Has NPCI gone live with tokenization?
We have gone live with Jio and are in the process of going live with GPay. We have given the communication to the regulator that we will be ready for tokenization by 30th September and we will onboard our ecosystem before the RBI deadline of 31st December. Bank by bank we will have to certify our partners, which will be done.
The RBI has announced a Payments Infrastructure Development Fund (PIDF). How is the progress on the implementation of this?
It’s already operational. PIDF objective is to create an acceptance ecosystem in J&K and North East. Both POS and QR have different acceptance models. The question is whether demand comes first or supply. PIDF is aimed at fixing the supply side in tier 3 and beyond. PIDF is a big enabler to get the next 300 million into the digital journey. With increased smartphone penetration
What is the outlook on Bharat Bill Payment Systems?
We are very bullish on BBPS and good growth. We are building an ecosystem around BBPPs. There are Operating Units that are licensed by RBI. Around 15+ are licensed and we have over 15 more interested in becoming OUs. The ecosystem I think will grow around BBPS with banks, fintech and startups.

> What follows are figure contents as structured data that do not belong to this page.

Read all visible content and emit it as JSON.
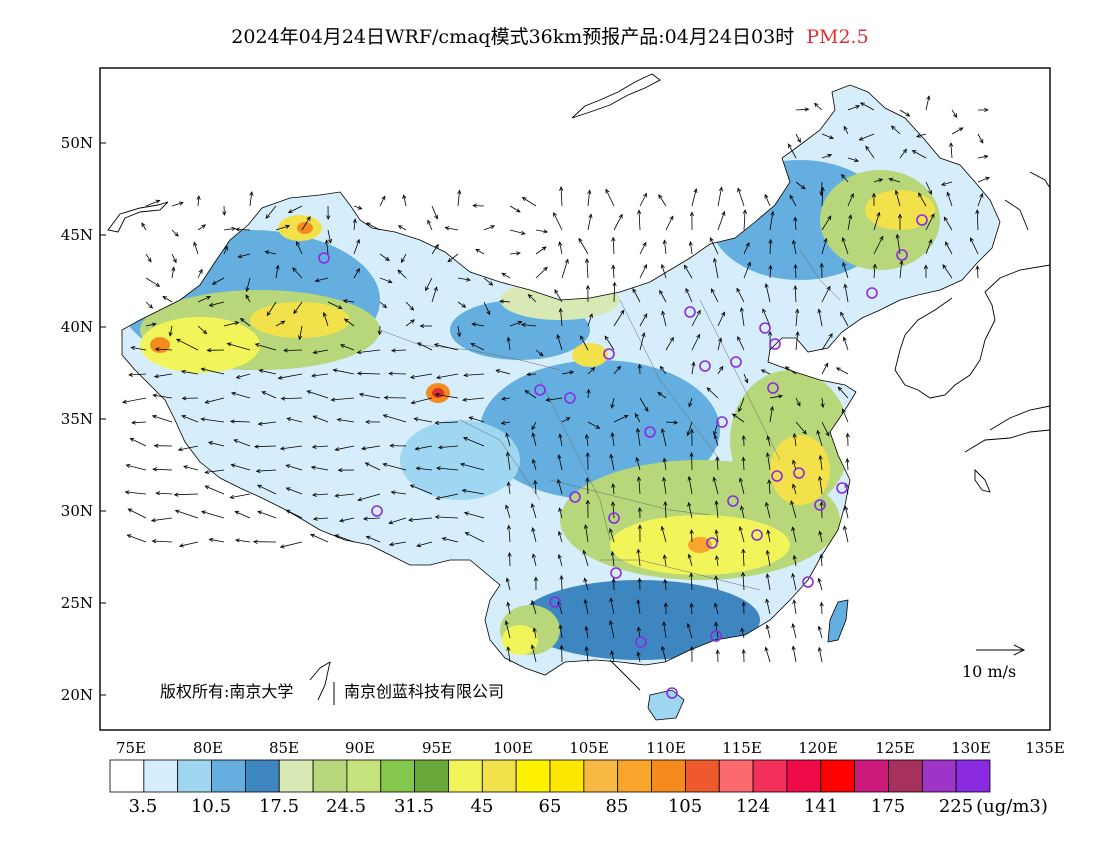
{
  "title": {
    "main": "2024年04月24日WRF/cmaq模式36km预报产品:04月24日03时",
    "variable": "PM2.5",
    "variable_color": "#e03030"
  },
  "map": {
    "lat_labels": [
      "50N",
      "45N",
      "40N",
      "35N",
      "30N",
      "25N",
      "20N"
    ],
    "lon_labels": [
      "75E",
      "80E",
      "85E",
      "90E",
      "95E",
      "100E",
      "105E",
      "110E",
      "115E",
      "120E",
      "125E",
      "130E",
      "135E"
    ],
    "copyright_text": "版权所有:南京大学",
    "copyright_text2": "南京创蓝科技有限公司",
    "wind_ref_label": "10 m/s",
    "colors": {
      "light_blue": "#bfe3f7",
      "mid_blue": "#7fbfe6",
      "dark_blue": "#4a90c8",
      "pale_green": "#d7e8b5",
      "green": "#a9cf6e",
      "yellow": "#f5ec55",
      "orange": "#f5a623",
      "red": "#e0302c"
    }
  },
  "legend": {
    "colors": [
      "#ffffff",
      "#d6eefb",
      "#9fd6f2",
      "#64aee0",
      "#3e86c0",
      "#d9e9b6",
      "#b8d77a",
      "#c7e37e",
      "#86c84e",
      "#6aa83a",
      "#f1f55a",
      "#f2e14a",
      "#fff200",
      "#fde600",
      "#f7b844",
      "#f7a52b",
      "#f58a1e",
      "#ee5a2c",
      "#fb6a6e",
      "#f2305a",
      "#ef0a4a",
      "#fe0000",
      "#cc1a7a",
      "#a8305f",
      "#9c35c8",
      "#8a2be2"
    ],
    "tick_labels": [
      "3.5",
      "10.5",
      "17.5",
      "24.5",
      "31.5",
      "45",
      "65",
      "85",
      "105",
      "124",
      "141",
      "175",
      "225"
    ],
    "unit": "(ug/m3)"
  }
}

RBI is now reportedly mulling over deferring the New Umbrella Entity scheme. Would the introduction of NUE affect innovation being led by NPCI? How do you view competition in this space?
We have always shaped the market with localised innovation, and we shall continue to do so, with or without NUEs. We have been competing very hard with on card and mobile payments with international card schemes that are well entrenched in the world market. We or for that matter anybody cannot survive nor succeed without innovation and faster execution in such a fast-moving payment space.
NPCI’s design as of today is more like not for profit. Can NPCI compete with NUE which is likely to come up and operate on commercial terms?
RBI and the top banks (with support of IBA) in the country created NPCI as “public good” and nurtured and made this organisation reasonably successful selflessly. China appears to adopt what India did a decade back, but again every country has different objectives and agendas.